Die Energie- und Preiskrise hat das Jahr 2022 für viele Verbraucher geprägt. Von Heizöl über Strom bis zu Gas – die Energiepreise waren primär in der Hochphase der Energiekrise explodiert. Die Heizölpreise haben zeitweise sogar die Marke von zwei Euro pro Liter geknackt und auch die Preise für Strom oder Gas erreichten primär für Neukunden Rekordwerte. Die Ampel-Koalition steuerte 2022 mit verschiedenen staatlichen Hilfen gegen – unter anderem mit der seit 1. März geltenden Gas- und Strompreisbremse für alle Verbraucher in Deutschland.

Gas- und Strompreisbremse seit 1. März: Wer jetzt auf Geld vom Staat hoffen kann

Doch das Adverb "alle" trifft es nicht so ganz – denn einige Verbraucher gehen leer aus.
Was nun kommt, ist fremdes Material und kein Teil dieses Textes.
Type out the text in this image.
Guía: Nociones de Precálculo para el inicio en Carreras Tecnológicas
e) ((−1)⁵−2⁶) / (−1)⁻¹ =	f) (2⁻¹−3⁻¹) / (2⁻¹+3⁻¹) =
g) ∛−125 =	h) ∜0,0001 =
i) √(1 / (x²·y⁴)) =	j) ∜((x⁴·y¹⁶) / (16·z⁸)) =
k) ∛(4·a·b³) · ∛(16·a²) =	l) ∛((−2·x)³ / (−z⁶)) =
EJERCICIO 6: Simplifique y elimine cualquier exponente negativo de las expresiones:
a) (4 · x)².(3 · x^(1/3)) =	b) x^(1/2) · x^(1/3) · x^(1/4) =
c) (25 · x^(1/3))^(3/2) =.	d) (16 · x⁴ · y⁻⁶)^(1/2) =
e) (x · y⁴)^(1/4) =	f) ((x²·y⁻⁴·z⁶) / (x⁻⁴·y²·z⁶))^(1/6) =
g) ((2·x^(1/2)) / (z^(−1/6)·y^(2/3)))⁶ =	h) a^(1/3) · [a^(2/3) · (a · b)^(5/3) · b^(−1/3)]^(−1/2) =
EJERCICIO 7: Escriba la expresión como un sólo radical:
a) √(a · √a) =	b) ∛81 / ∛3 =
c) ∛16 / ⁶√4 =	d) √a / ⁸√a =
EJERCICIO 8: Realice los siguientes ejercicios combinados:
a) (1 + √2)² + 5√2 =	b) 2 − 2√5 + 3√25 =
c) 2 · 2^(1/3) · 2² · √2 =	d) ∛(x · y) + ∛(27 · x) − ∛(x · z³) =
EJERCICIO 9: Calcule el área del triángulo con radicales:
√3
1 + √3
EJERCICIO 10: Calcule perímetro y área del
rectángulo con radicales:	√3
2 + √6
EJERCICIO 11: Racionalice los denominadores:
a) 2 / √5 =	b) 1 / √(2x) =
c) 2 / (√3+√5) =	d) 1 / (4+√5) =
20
Das haben Recherchen von "Finanztip" ergeben. Der Grund für dafür ergibt sich aus der Funktion der Gas- und Strompreisbremse: Der Staat deckelt die Energiepreise auf einen bestimmten Betrag. Verbraucher mit Arbeitspreisen über dieser Grenze werden so durch die jeweilige Preisbremse entlastet.

Gas- und Strompreisbremse seit 1. März: Ab diesen Beträgen gibt es die staatliche Hilfe

PreisbremsePreisdeckel je kWh
Gaspreisbremse12 Cent
Strompreisbremse40 Cent
Fernwärme9,5 Cent

In der Energiekrise waren die Beträge in der Tabelle realistisch. Gas hatte im Frühjahr 2022 zeitweise mehr als 40 Cent pro Kilowattstunde (kWh) gekostet. Auch für Strom mussten die Verbraucher tief in die Tasche greifen. Doch mittlerweile hat sich das Blatt gewendet: Der durchschnittliche Gaspreis hatte schon im Dezember Vorkriegsniveau erreicht und bewegt sich auch aktuell auf einem konstanten Niveau von 11 Cent pro kWh für Neukunden. Der Strompreis sank am 10. März ebenfalls weiter und liegt derzeit bei rund 36 Cent je kWh in Ökostrom- und Alternativtarifen.

Gas- und Strompreisbremse unter einer Auflage: So können Sie den Anspruch verlieren

Damit erreichen zumindest Gas- und Stromkunden in diesen Tarifen die Grenze für die Gas- und Strompreisbremse nicht. Auch wer zum Stichtag 1. März in einen günstigeren Gas- oder Stromtarif gewechselt ist, wird benachteiligt. Konkret ergibt sich folgendes Problem: Kunden, die zum Stichtag 1. März zu einem Preis oberhalb der Preisgrenze beliefert wurden, bekommen die Entlastung auch rückwirkend für die Monate Januar und Februar. Doch Verbraucher, die kurz vor oder am Stichtag in einen günstigeren Tarif gewechselt sind, verlieren den Anspruch auch rückwirkend.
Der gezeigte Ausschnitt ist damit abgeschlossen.